The potential of EHRs to
contribute to safety flaws (See definition.) has been
documented in several published reports, but has not been
systematically studied.
Most healthcare
organizations are just beginning to become aware of the
potential of EHRs to contribute to safety flaws.
Organizations who are aware have little stimulus or
mechanism for sharing their knowledge and may face legal
and regulatory constraints.
Implementation of an EHR
that will support improved patient safety is a stringent
test of any healthcare organization’s capabilities. (See
definition.) This is especially true of smaller
organizations.
There is increasing
financial and regulatory pressure for all healthcare
organizations to implement EHRs.
EHR-safety knowledge,
skills, and tools are immature and disaggregated.
All of these factors call
for concerted action to organize and share what is known
about using EHRs to increase patient safety and to create
new pragmatic methods and theoretical understanding.
Definitions
EHR – an electronic health-information management system
comprised of all the electronic information systems used
for patient care, along with their interconnections.

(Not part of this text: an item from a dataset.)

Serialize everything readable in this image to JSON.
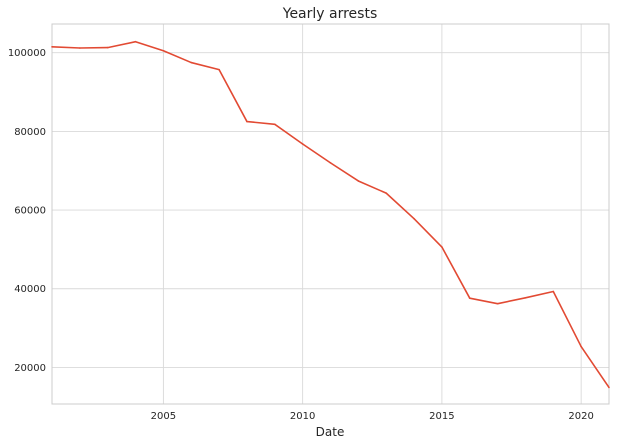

Safety flaw - Any attribute of an EHR (including the
interactions among its components and between the EHR and
other systems of care) that increases the likelihood of
patient harm
Organizational capabilities – An organization’s
competencies in robust enough form to optimize EHR safety:
Commitment to care-process
transformation
Commitment to patient
safety (policies and practices)
Organizational change
(leadership, integration and internal accountability)
Incentives for clinicians
and managers to use EHRs effectively
Continuous improvement
Needs assessment, process
re-design and project management
Adapting technologies to
individual, care-team, and organizational needs
(ergonomics)
Trained, experienced IT and
informatics staff
Patient harm – Impairment
of the physical, emotional, or psychological function or
structure of the body or resulting pain.